Study exposes poor quality cancer drugs
Cancer patients in Malawi and three other African countries could be worsening their conditions due to quality flaws in available anti-cancer drugs, findings of a study published in the Lancet Global Health journal show.
The research examined cancer medications from 12 hospitals and 25 private or community pharmacies in Ethiopia, Kenya, Malawi and Cameroon.
It assessed factors such as appearance, packaging, labelling and assay value—the quantity of active pharmaceutical ingredients in each drug.

problem of enforcement. | Nation
“In this study, 32 [17 percent] of 191 unique lots of seven anti-cancer products collected in four countries in sub-Saharan Africa in 2023-24 did not contain the correct amount of active pharmaceutical ingredients,” reads in part the findings.
According to the report published last week, poor regulatory capacity, bad manufacturing practices, falsification and improper shipping or storage could have resulted in quality defects.
To address the issue, the researchers suggested that hospitals should have chemical screening technologies for detecting bad-quality cancer medicines and should create policies for how to respond to products that fail screening tests.
Further, the study recommended funding of pharmacy regulatory bodies in the four countries to train technicians and buy equipment for screening of anti-cancer drugs.

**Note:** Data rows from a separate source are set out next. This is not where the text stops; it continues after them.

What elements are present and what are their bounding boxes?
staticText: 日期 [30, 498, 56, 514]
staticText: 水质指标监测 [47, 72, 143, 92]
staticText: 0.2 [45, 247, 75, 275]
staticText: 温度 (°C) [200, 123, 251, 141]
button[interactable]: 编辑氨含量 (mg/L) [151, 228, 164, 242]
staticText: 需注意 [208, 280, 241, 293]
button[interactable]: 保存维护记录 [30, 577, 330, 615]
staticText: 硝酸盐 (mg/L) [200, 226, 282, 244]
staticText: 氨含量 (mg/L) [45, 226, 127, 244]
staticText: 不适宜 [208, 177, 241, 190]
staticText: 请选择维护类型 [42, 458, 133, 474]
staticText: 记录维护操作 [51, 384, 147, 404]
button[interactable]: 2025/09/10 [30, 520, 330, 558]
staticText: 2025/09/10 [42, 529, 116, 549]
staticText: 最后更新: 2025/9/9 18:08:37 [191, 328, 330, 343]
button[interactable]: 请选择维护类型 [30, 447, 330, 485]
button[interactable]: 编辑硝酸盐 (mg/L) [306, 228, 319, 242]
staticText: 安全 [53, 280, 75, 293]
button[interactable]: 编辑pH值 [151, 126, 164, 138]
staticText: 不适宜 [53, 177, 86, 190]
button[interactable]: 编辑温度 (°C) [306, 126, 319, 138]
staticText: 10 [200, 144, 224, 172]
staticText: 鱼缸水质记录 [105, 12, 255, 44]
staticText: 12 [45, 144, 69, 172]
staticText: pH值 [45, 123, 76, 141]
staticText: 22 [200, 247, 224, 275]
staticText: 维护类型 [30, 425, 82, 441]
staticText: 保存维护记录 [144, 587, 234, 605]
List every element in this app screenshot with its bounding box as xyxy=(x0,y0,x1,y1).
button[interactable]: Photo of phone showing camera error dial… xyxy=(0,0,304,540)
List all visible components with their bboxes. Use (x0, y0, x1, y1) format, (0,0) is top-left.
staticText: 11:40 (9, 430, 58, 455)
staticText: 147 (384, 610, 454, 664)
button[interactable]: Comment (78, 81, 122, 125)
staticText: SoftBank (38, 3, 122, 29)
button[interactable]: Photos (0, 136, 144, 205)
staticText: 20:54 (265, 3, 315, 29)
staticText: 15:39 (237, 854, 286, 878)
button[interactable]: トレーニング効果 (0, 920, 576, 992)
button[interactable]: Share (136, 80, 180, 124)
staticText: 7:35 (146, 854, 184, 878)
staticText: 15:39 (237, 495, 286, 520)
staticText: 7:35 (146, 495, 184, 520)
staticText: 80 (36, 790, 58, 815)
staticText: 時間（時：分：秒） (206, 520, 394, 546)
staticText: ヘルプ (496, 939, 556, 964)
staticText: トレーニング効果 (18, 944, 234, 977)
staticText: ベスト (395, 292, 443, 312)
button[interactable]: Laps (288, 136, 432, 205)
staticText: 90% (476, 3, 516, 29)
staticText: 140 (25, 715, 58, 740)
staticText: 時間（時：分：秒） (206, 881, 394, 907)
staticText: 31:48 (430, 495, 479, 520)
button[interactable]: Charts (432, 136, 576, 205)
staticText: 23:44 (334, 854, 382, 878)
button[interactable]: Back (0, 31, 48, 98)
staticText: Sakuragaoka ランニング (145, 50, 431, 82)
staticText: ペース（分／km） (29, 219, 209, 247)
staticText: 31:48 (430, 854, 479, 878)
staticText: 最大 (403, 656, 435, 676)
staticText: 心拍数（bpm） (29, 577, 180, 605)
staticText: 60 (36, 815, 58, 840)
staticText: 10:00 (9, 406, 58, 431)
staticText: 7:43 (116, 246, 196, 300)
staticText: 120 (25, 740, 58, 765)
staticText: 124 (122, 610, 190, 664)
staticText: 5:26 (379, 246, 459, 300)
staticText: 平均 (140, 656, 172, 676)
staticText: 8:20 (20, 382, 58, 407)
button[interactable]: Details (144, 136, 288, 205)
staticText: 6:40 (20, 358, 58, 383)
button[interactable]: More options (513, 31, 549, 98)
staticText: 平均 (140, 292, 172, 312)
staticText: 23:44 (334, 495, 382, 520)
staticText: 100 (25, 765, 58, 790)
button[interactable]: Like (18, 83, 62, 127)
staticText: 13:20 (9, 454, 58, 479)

One of the researchers, Marya Lieberman, was quoted on the University of Notre Dame website as having said that visual inspection, which is the main method for detecting bad quality cancer drugs in sub-Saharan Africa today, only found one in 10 of the bad products.
The professor of chemistry at Notre Dame University also said incorrect amounts of ingredients in drugs can result in the cancer surviving and spreading to other locations.
Two Malawian researchers—Ibrahim Chikowe from Kamuzu University of Health Sciences (Kuhes) and Hanna Kumwenda from the University of North Carolina Project Malawi—were among 14 experts from Africa and the United States involved in the study.
Commenting on the findings in an interview yesterday, Kuhes professor of public health Adamson Muula said Kuhes researchers faced a backlash last year after releasing a study revealing that 14 percent of common medicines in Malawi are substandard and falsified.
He said people do not want to know that some of the medicines being distributed in the country are falsified and may be harmful.
“The issue of substandard drugs is a problem of enforcement of regulations, corruption and a society that allows mediocrity,” said Muula.
The Pharmacy and Medicines Regulatory Authority (PMRA) was yet to respond to our questionnaire.
However, last August PMRA director general Mphatso Kawaye said routine quality surveillance activities over the past four years showed that Malawi has a four percent prevalence rate of substandard and falsified medicines, implying that it was better than most African countries.
Kawaye made the remarks after the August 4 2024 edition of The Guardian newspaper of the United Kingdom quoted a study by researchers at Bahir Dar University in Ethiopia as having suggested that Malawi had the highest prevalence rate of substandard and falsified medicines at 88 percent.